Muqtada Al-Sadr is one of the most prominent political figures in Iraq, with his influence deeply entrenched in the country’s political structure. Sadrist have and do hold positions in important public offices. His bloc’s resignation shouldn’t be interpreted as his exit from politics. He amassed a large followership especially among the Shia underclass and capitalises on the legacy of his father the Grand Ayatollah Sadiq al-Sadr. Known for his surprise and unpredictable manoeuvres, Sadr leveraged the 2019 protests and sought to “officially” join the elections to fight against institutionalised corruption and be a voice for the Shia minority.
However, his unsuccessful attempt to form a majority government sans pro-Tehran paramilitaries and shiite influence, was unprecedented in a national confessionalism style of government. The Speaker of the Council of Representatives announced the legislature would proceed with measures according to election law and parliamentary protocols to select a replacement, after the Sadr bloc’s en masse resignation and accused them of scapegoating due to their failure to form a coalition. This means filling the vacated seats, which will be inevitably occupied by Iran backed political parties with caretaker PM and president continuing to hold their positions.

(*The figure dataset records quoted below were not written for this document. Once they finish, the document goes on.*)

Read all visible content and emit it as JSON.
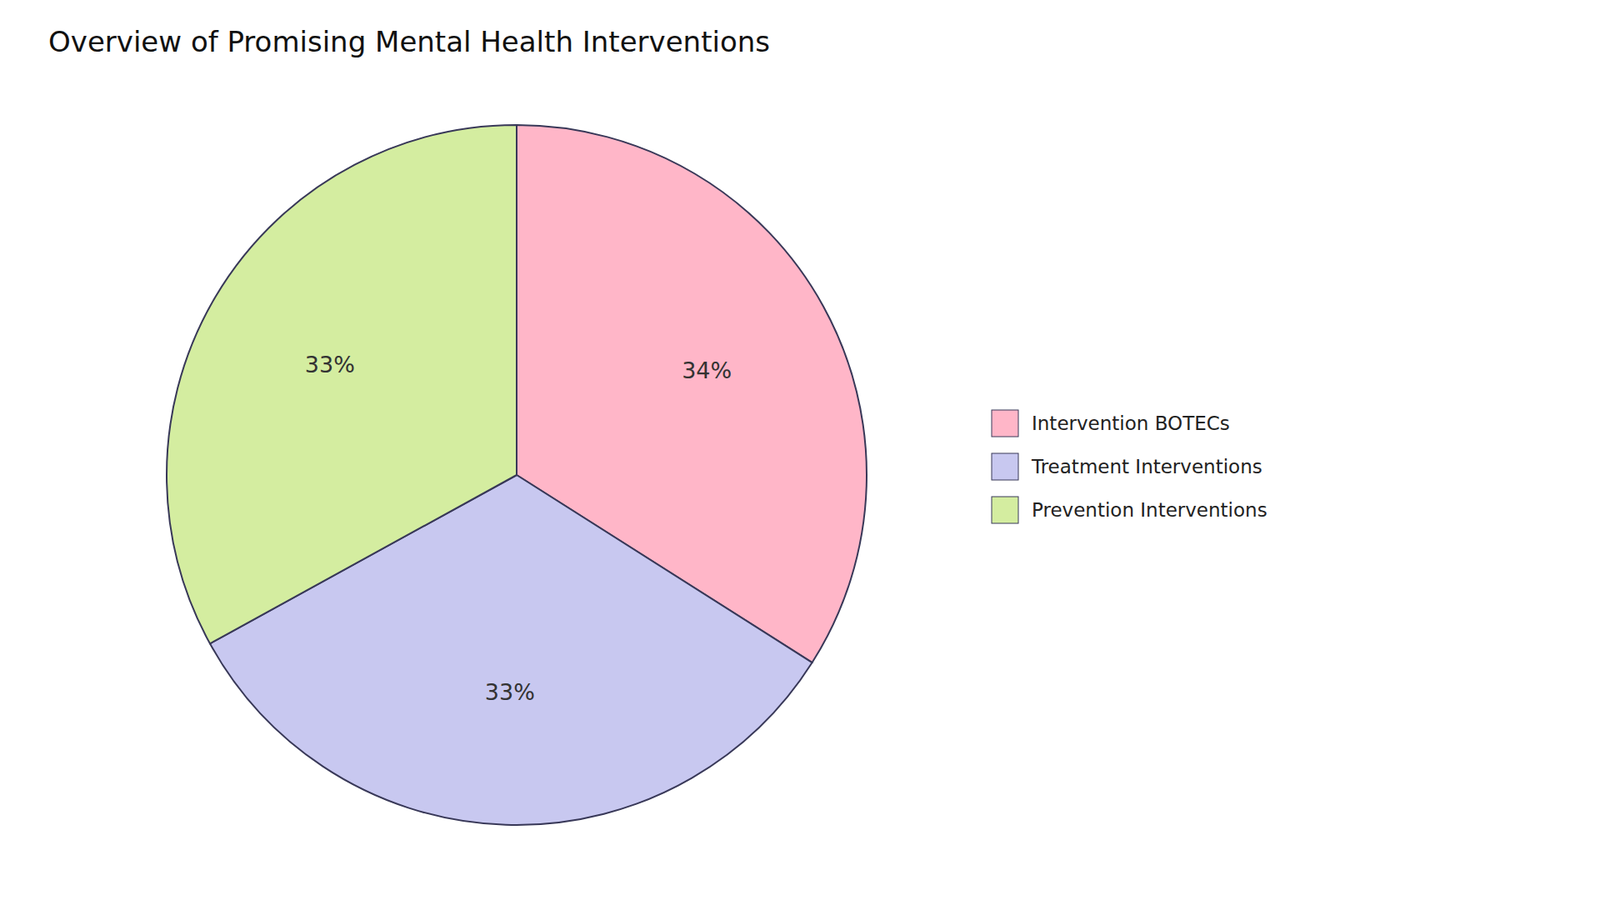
{
  "chart_data": {
    "type": "pie",
    "title": "Overview of Promising Mental Health Interventions",
    "categories": [
      "Intervention BOTECs",
      "Treatment Interventions",
      "Prevention Interventions"
    ],
    "values": [
      34,
      33,
      33
    ],
    "value_labels": [
      "34%",
      "33%",
      "33%"
    ],
    "colors": [
      "#FFB6C8",
      "#C8C8F0",
      "#D4EDA0"
    ],
    "data_labels": true,
    "legend": "right"
  }
}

Ironically, this appears to be exactly the outcome the wily leader of the Sadr bloc hoped for. This was exactly the type of parliament that sparked the 2019 protests. The 2018 parliament led by PM Abdul-Mahdi, of the Islamic Supreme Council of Iraq (SIIC) established in Iran in 1982, and an Irani-Shiite run parliament was tainted with the image of political corruption. As indicated in his latest tweet, the clerical leader intends to make political hay of the absence of Sadrists in the current government. Coupled by the rise of Iraqi nationalism and resentment for Tehran’s influence in Iraq, he can delegitimize the present shiite representation due to their ties to Iran.
Sadr’s resignation and cry against participation in corrupt politics should not be given as much weight. It was the exact same claim he made in 2019 after which Sadr announced his party would be contesting in the elections. Sadr’s staunch anti-American and anti-Iranian views, support for an Iraqi shiite representation and his latest move on the political theatre will make him appear to be a champion of democracy and the Iraqi people.
However, some people might view Sadr’s latest resignation manoeuver as a way of retaining influence without bearing responsibilities of dealing with the twin challenge of prolonged economic troubles and an unforgiving summer ahead- with a dwindling water supply and heat induced droughts.
- Deepening economic woes will continue to take a backseat in Iraqi politics. The Opposition is aware that it is short of impossible to form a government without Sadrists, in spite of its legitimacy and will tread carefully to retain its now limited influence.
- Tehran’s long held influence in Baghdad is being tested and slowly chipped away at by Sadr
- The lack of foreign intervention to resolve the deadlock in parliament as well as a free and fair election appear to be tell-tale signs of a burgeoning democracy in Iraq. However, with the country’s history of political instability, the power vacuum caused by the absence of a functioning government could be used as an opportunity by Tehran to indirectly fortify its influence in Iraq or by extremist elements to restore the power they once held in the Al-Anbar province.
- Fresh elections could be conducted since there’s a strong probability the public will oppose a Iran aligned Shiite running parliament (as seen in 2019 protests) and Sadr could also apply political pressure to ensure the same.